Mirabeau achète aussi un hôtel particulier à Paris en 1741. Pendant six années quand il n’est pas à la guerre, il dilapide l’héritage de son père, mort en 1737, en compagnie de son cousin Luc de Clapiers, marquis de Vauvenargues et du poète Lefranc de Pompignan. Ce sont peut-être ses deux amis qui le poussent à faire un riche mariage pour payer ses dettes qui s’accumulent et continuer à faire la fête. Ses lettres à Vauvenargues nous dévoilent un marquis de Mirabeau trop complaisant envers lui-même, toujours remarquables par un naturel abondant et facile, par une aisance spirituelle et gaie, toujours très sensé des idées, mais dont le style est obscur, pesant, et baroque, mélangé de tropes bizarres, d’incohérentes métaphores, en un mot, il faut le dire un ramassis de galimatias intolérables. A travers ses premiers écrits à ses proches on imagine les incohérences, les bizarreries, aussi bien que la jactance de l’écrivain futur; mais on y reconnaît, en même temps, un tour original et un vif esprit[7]. Néanmoins son frère le bailli lui dit : Prends donc garde, ton style n’est pas clair, même pour les gens instruits, les figures rendent tes ouvrages intraduisibles dans les autres langues.

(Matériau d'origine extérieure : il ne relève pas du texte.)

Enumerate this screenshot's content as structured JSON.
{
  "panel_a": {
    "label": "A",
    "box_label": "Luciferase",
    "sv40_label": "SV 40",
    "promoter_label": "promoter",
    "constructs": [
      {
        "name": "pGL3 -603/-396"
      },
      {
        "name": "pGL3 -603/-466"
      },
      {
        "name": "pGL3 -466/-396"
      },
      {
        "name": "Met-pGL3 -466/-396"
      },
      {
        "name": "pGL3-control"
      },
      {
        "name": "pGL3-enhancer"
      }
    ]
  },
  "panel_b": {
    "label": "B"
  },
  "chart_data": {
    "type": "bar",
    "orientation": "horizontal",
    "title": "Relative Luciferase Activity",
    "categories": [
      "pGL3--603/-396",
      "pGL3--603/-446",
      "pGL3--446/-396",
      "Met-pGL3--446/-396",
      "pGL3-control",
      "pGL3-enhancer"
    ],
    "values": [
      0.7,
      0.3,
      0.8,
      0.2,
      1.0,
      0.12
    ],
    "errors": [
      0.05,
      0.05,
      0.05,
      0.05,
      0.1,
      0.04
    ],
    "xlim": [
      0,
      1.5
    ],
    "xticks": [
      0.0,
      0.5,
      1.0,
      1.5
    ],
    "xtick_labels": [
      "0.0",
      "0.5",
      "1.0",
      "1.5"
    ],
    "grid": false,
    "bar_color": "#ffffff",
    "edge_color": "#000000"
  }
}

Mirabeau achète en 1775 l’hôtel de Vassan, c’est-à-dire la partie centrale et la chapelle de l’hôtel de la Reine Marguerite, aux 6 et 8 de la rue de Seine, dans le faubourg Saint-Germain, achetée par la fille et le gendre de Chrestienne Leclerc du Vivier, un certain Jacques de Vassan, arrière-grand-père de sa femme[8]. Le marquis n’y habite pas.

Son mariage (1743)

Blason des Vassan

Le marquis de Mirabeau épouse, par contrat du 11 avril 1743, Marie Geneviève de Vassan, vicomtesse de Saint Mathieu, baronne de Pierre-Buffière, dame de La Tournelle, de Chéronnac, de Brie, Champagnac, Puyméreau et Sauvebœuf, veuve de Jean François de Ferrières, chevalier, marquis de Sauvebœuf, grand sénéchal d’Auvergne, capitaine au Régiment Royal Infanterie, chevalier de l’ordre royal et militaire de Saint-Louis, fille de Charles, marquis de Vassan, seigneur de la Tournelle, Cuvergnou, Germaincourt, Grand Champ, etc., brigadier des armées du roi, chevalier de l’ordre royal et militaire de Saint-Louis, et d’Anne Thérèse de Ferrières de Sauvebœuf, première baronne du Limousin, vicomtesse de Saint Mathieu, dame de Sauvebœuf, Brie, Champagnac, Puyméreau, etc. La mariée est donc fort riche, mais point belle, selon ses contemporains. Cela n’est pas très grave, le marquis se marie sans la voir précédemment le 21 avril 1743, continue à avoir de nombreuses maîtresses et lui fait dix enfants, savoir :

En 1757, le marquis de Mirabeau se sépare de sa femme avec éclat. Il a cru pouvoir la reléguer au fin fond de la province par une lettre de cachet. Celui qui va être baptisé l’ami des hommes commence là une série de procès qui perdus ou gagnés vont avoir des conséquences désastreuses. Il obtient grâce à ses amis ministres 54 lettres de cachet contre les siens[9]. Et pourtant, ce marquis écrit : « Que plutôt l’état périsse, si la main sacrée du souverain signe la plus petite injustice. »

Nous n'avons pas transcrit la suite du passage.